Mr. Gamonet was prolific, creating multiple ballets every season. He described himself as a neoclassical choreographer, indebted to Balanchine but also to the theatricality of his parents. His range extended from remakes of Spanish-themed classics like “Paquita” and “Carmen” to original pieces set to Bach or, in “Big Band Supermegatroid,” to swing music.

In a 1989 review in The Washington Post, Alan M. Kriegsman wrote that Mr. Gamonet’s works showed “a talent full of flair and spice, as well as an instinctive feeling for dancerly rhetoric, but also — not unexpectedly — some compositional shortcomings and immaturity.”

Music always came first for Mr. Gamonet, with close study of the score. “Two in the morning,” Mr. Mursuli recalled, “and he would still be preparing, making notes in the score with his headphones on.”

The ballerina Iliana Lopez, who originated many roles in Mr. Gamonet’s pieces for Miami City, said, “He came with the choreography in his head,” adding, “He made me feel beautiful and free in his work, and not every choreographer can do that.”

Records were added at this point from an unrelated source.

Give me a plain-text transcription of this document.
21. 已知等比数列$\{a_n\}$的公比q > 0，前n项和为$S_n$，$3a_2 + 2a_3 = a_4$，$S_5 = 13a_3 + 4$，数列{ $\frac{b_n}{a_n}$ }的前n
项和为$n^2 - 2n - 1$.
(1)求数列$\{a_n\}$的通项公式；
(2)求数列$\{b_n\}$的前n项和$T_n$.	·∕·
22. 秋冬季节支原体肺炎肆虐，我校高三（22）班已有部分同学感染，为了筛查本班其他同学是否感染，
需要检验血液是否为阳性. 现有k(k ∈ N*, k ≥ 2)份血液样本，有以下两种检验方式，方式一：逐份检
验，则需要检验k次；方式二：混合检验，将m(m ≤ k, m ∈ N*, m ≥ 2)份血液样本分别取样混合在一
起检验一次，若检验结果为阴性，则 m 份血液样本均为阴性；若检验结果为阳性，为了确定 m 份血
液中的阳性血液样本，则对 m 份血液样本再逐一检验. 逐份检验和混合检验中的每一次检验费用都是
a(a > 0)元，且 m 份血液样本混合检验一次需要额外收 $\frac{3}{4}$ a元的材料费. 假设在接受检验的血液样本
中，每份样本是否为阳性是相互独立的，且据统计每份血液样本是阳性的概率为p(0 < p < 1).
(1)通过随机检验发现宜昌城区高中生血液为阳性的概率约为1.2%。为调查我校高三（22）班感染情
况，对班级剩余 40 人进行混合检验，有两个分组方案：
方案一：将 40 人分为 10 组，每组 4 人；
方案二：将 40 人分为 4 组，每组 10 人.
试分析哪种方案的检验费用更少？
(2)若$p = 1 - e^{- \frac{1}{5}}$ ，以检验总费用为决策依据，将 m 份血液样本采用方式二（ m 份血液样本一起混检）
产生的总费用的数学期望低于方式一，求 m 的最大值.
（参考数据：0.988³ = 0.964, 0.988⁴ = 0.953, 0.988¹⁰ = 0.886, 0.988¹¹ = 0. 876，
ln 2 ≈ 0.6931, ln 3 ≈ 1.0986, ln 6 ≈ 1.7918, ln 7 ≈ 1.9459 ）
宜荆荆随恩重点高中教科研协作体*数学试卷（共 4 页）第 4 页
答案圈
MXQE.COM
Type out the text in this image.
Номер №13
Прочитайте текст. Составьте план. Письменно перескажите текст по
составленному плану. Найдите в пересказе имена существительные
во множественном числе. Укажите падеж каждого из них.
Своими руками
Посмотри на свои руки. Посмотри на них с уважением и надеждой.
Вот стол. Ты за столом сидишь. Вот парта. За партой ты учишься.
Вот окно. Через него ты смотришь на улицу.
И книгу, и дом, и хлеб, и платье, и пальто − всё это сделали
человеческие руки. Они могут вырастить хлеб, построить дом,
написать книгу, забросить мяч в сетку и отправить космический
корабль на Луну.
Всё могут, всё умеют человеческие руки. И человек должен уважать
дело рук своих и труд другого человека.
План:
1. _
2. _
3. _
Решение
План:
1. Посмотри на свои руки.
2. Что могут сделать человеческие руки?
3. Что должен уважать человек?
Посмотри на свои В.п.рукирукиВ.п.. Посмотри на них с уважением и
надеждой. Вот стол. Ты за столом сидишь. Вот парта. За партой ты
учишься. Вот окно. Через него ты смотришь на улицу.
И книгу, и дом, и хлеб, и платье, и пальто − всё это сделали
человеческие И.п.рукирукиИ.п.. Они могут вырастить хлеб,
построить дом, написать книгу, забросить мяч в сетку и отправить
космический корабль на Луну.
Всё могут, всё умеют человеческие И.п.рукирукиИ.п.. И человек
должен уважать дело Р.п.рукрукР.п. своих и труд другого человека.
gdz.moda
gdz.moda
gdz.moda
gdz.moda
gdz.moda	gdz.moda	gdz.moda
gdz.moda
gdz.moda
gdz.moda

In rehearsal and in class, Mr. Gamonet was often comic, with a nickname for everyone, but he expected dancers to work as hard as he did. “He would always say, ‘Nobody’s hand is handcuffed to the barre,’” Mr. Mursuli said. “If you didn’t want to work hard, you could leave.” But, he added, Mr. Gamonet was also generous: “I can’t tell you how many times he helped dancers who were short on money.”

Mr. Gamonet’s position with Miami City Ballet was eliminated in 2000. From 2004 to 2009 he ran his own company in Miami, Ballet Gamonet. At the Ballet Nacional del Peru, he revived his past works and created new ones, including a full-length “Romeo and Juliet” in 2019.

Along with Mr. Mursuli, Mr. Gamonet is survived by his mother; his sisters, Giovanna and Jennifer; his brothers, Francisco and Norman; and a daughter from an earlier marriage, Stephanie Gamonet.